Frances Marion: Silent cinema’s highest-paid screenwriter
These days, the highest-profile screenplays are acquired by studios and streaming services for millions, ensuring that the biggest projects can be incredibly lucrative for their writers. Obviously, that wasn’t the case a century ago due to the complexities and contracts of the old studio system that gave the executives significant power over the creatives, making it all the more incredible that Frances Marion spent decades as the top-earning screenwriter in Hollywood.
Breaking into the industry in the summer of 1914 after being hired as an assistant by trailblazing director and producer Lois Weber, the two would eventually form an eminently successful and incredibly lucrative partnership, one that quietly changed the course of the entire industry in an era where women were hardly regarded as being production powerhouses.
It was at Universal where Marion found the most success, though, when she became a key collaborator of the pioneering Mary Pickford. Selling her first original feature for the princely sum of $125 in 1915, Marion was overseeing the entire writing department at World Films just two years later before being signed to an unprecedented salary of $50,000 annually by Famous Players.
Going from strength to strength, Marion was named the highest-paid writer regardless of gender every year from 1915 through to 1934, during which period she made history as the first scribe to ever win two Academy Awards. The 1930s project The Big House saw her land an Oscar for ‘Achievement in Writing’, before she took home the prize for ‘Original Story Writing’ two years later for The Champ.
Reflecting on her monumental achievement, Marion slyly noted her first Oscar was a vindication of her talent and status, particularly in such a male-dominated industry: “I saw it as a perfect symbol of the picture business,” she said. “A powerful athletic body clutching a gleaming sword with half of his head, that part which held his brains, completely sliced off.”
Adjusted for inflation, Marion earning $50,000 per year in 1917 is the equivalent of roughly $1.2million today, underlining just how highly regarded she was among her peers. By the end of her career, she was estimated to have penned well over 300 screenplays and became so wealthy as a result that she abandoned the film industry altogether in 1946 to devote her time and attention to novels and playwriting.

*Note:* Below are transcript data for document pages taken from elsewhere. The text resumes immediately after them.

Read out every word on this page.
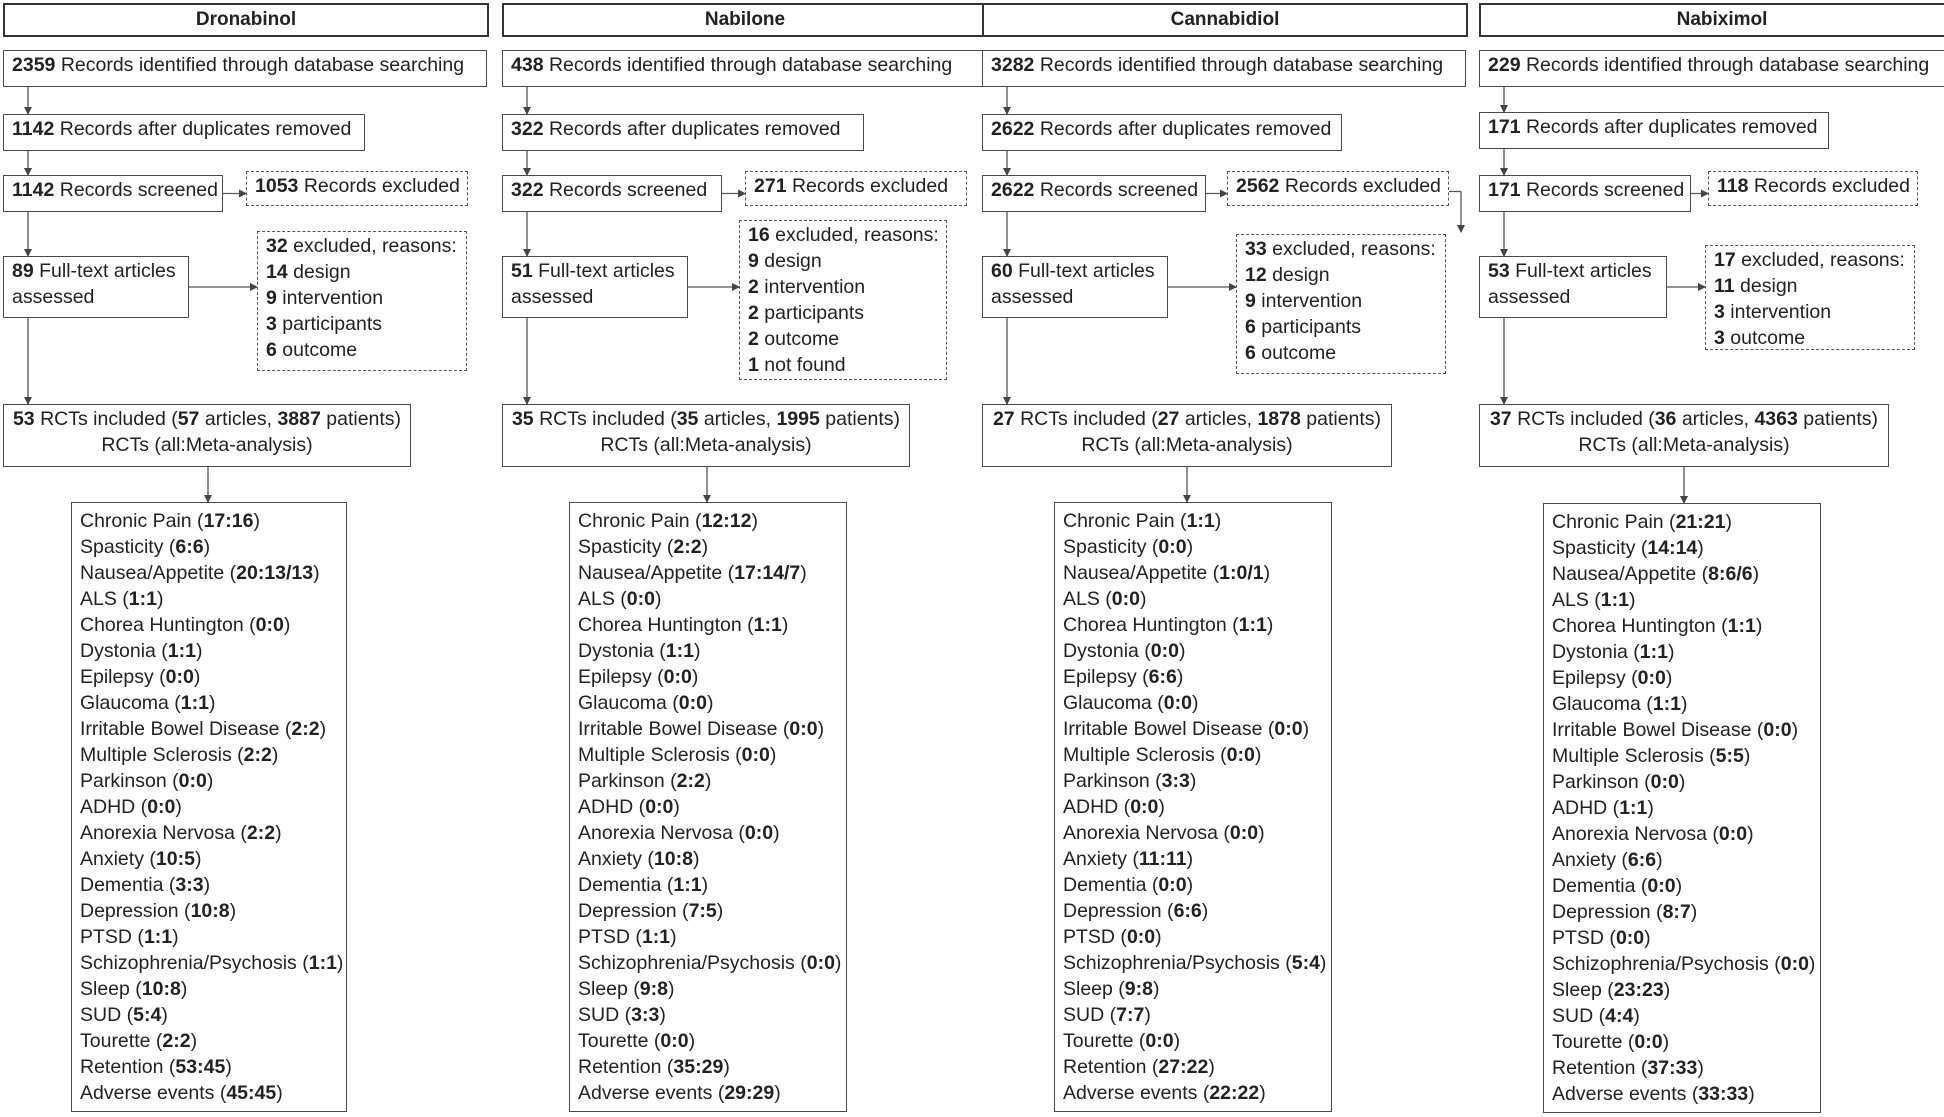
Dronabinol
2359 Records identified through database searching
1142 Records after duplicates removed
1142 Records screened 1053 Records excluded
89 Full-text articles
assessed
32 excluded, reasons:
14 design
9 intervention
3 participants
6 outcome
53 RCTs included (57 articles, 3887 patients)
RCTs (all:Meta-analysis)
Chronic Pain (17:16)
Spasticity (6:6)
Nausea/Appetite (20:13/13)
ALS (1:1)
Chorea Huntington (0:0)
Dystonia (1:1)
Epilepsy (0:0)
Glaucoma (1:1)
Irritable Bowel Disease (2:2)
Multiple Sclerosis (2:2)
Parkinson (0:0)
ADHD (0:0)
Anorexia Nervosa (2:2)
Anxiety (10:5)
Dementia (3:3)
Depression (10:8)
PTSD (1:1)
Schizophrenia/Psychosis (1:1)
Sleep (10:8)
SUD (5:4)
Tourette (2:2)
Retention (53:45)
Adverse events (45:45)
Nabilone
438 Records identified through database searching
322 Records after duplicates removed
322 Records screened 271 Records excluded
51 Full-text articles
assessed
16 excluded, reasons:
9 design
2 intervention
2 participants
2 outcome
1 not found
35 RCTs included (35 articles, 1995 patients)
RCTs (all:Meta-analysis)
Chronic Pain (12:12)
Spasticity (2:2)
Nausea/Appetite (17:14/7)
ALS (0:0)
Chorea Huntington (1:1)
Dystonia (1:1)
Epilepsy (0:0)
Glaucoma (0:0)
Irritable Bowel Disease (0:0)
Multiple Sclerosis (0:0)
Parkinson (2:2)
ADHD (0:0)
Anorexia Nervosa (0:0)
Anxiety (10:8)
Dementia (1:1)
Depression (7:5)
PTSD (1:1)
Schizophrenia/Psychosis (0:0)
Sleep (9:8)
SUD (3:3)
Tourette (0:0)
Retention (35:29)
Adverse events (29:29)
Cannabidiol
3282 Records identified through database searching
2622 Records after duplicates removed
2622 Records screened 2562 Records excluded
60 Full-text articles
assessed
33 excluded, reasons:
12 design
9 intervention
6 participants
6 outcome
27 RCTs included (27 articles, 1878 patients)
RCTs (all:Meta-analysis)
Chronic Pain (1:1)
Spasticity (0:0)
Nausea/Appetite (1:0/1)
ALS (0:0)
Chorea Huntington (1:1)
Dystonia (0:0)
Epilepsy (6:6)
Glaucoma (0:0)
Irritable Bowel Disease (0:0)
Multiple Sclerosis (0:0)
Parkinson (3:3)
ADHD (0:0)
Anorexia Nervosa (0:0)
Anxiety (11:11)
Dementia (0:0)
Depression (6:6)
PTSD (0:0)
Schizophrenia/Psychosis (5:4)
Sleep (9:8)
SUD (7:7)
Tourette (0:0)
Retention (27:22)
Adverse events (22:22)
Nabiximol
229 Records identified through database searching
171 Records after duplicates removed
171 Records screened 118 Records excluded
53 Full-text articles
assessed
17 excluded, reasons:
11 design
3 intervention
3 outcome
37 RCTs included (36 articles, 4363 patients)
RCTs (all:Meta-analysis)
Chronic Pain (21:21)
Spasticity (14:14)
Nausea/Appetite (8:6/6)
ALS (1:1)
Chorea Huntington (1:1)
Dystonia (1:1)
Epilepsy (0:0)
Glaucoma (1:1)
Irritable Bowel Disease (0:0)
Multiple Sclerosis (5:5)
Parkinson (0:0)
ADHD (1:1)
Anorexia Nervosa (0:0)
Anxiety (6:6)
Dementia (0:0)
Depression (8:7)
PTSD (0:0)
Schizophrenia/Psychosis (0:0)
Sleep (23:23)
SUD (4:4)
Tourette (0:0)
Retention (37:33)
Adverse events (33:33)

Not only that, but Marion would hold women-only parties at the height of her fame to create a support network for those within the industry, with historian Cari Beauchamp revealing that the focus was on “taking care of each other, personally and professionally”. For someone who isn’t a household name in terms of being listed among cinema’s most influential and important figures, Marion’s list of accolades and achievements are easily comparable to anybody else.